LA REPRESSIONE DEI DISSIDENTI E LA MITIZZAZIONE DELLA RETE
La vicenda di Adele Gambaro è esemplare, ma non è la sola: “Giornali e avversari dicono che sono un dittatore che non accetta le critiche e che nel Movimento non c’è democrazia? Ebbene, giusto per dar loro ragione faccio cacciare la prima che osa farmi una critica”. Poi, tanto per confermare i peggiori sospetti sull’uso strumentale della Rete, affida la sanzione al voto di questo totem indiscutibile, di cui lui solo (via Casaleggio) gestisce gli accessi: scommettiamo che il voto on line gli darà ragione ed espellerà la reproba? Si accettano scommesse sulle percentuali, ma soprattutto sul numero dei votanti, dopo la prova ridicola offerta dalle quirinarie. Ma basteranno 28mila votanti (o 20mila, come alle parlamentarie) per rappresentare democraticamente gli 8 milioni di elettori del Movimento alle elezioni politiche? Sbaglia chi sostiene che le modalità di funzionamento del M5s assomigliano a quelle – staliniste – che vigono nella Corea del Nord?
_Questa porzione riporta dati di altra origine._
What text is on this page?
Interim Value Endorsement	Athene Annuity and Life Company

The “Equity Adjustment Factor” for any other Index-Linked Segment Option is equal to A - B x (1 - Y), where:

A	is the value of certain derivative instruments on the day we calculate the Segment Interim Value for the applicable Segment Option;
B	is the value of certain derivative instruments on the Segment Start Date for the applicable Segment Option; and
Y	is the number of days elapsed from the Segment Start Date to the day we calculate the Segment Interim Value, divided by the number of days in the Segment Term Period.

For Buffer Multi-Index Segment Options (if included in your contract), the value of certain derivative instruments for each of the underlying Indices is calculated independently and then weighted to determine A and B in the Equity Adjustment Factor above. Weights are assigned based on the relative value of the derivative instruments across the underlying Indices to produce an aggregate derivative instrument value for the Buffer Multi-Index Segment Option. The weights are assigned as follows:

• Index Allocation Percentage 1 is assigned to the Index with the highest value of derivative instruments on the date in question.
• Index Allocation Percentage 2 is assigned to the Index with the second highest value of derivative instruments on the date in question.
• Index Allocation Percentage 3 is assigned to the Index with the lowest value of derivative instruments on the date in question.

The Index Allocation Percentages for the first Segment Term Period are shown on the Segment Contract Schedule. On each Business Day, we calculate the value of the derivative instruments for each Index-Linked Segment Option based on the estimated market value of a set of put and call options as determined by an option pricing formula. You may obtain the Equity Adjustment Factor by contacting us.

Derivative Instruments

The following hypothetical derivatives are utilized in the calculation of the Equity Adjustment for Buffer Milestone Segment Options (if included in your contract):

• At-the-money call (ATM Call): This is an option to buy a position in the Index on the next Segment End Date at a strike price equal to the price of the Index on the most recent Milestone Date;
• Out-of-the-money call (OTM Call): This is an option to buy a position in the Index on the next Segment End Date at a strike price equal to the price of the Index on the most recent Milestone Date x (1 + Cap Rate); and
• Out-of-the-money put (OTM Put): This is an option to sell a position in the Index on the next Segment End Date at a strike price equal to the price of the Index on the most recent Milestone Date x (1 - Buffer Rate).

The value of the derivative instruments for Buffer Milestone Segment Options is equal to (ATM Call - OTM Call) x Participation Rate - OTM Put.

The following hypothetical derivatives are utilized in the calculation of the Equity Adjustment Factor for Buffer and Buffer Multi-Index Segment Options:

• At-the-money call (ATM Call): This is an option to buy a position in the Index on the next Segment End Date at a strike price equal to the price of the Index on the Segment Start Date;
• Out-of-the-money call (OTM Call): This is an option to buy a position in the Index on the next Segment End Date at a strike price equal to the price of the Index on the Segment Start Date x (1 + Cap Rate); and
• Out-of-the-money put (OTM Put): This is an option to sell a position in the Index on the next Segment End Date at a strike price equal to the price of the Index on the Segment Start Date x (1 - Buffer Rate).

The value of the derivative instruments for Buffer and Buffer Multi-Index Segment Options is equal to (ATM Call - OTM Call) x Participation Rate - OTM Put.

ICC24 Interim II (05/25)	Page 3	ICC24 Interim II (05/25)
LA PRETESA DI CONTROLLARE I MEDIA
Un altro capitolo recente è la critica ai media che hanno il grave torto di invitare l’espulso Favia a parlare del Movimento: anche qui il “Piccolo leader” non fa che confermare la sua aspirazione a lasciar parlare di lui solo… se stesso o i suoi fedelissimi. Ora, i media possono avere tutti i difetti, ma non esiste nessuno (a rigore nemmeno la proprietà) che possa legittimamente e “democraticamente” imporre loro chi invitare e a dire cosa. Naturale però che ogni dittatorello abbia cercato prima o poi, nella sua carriera, di farlo; e peccato che anche Grillo non sembri immune dalla tentazione.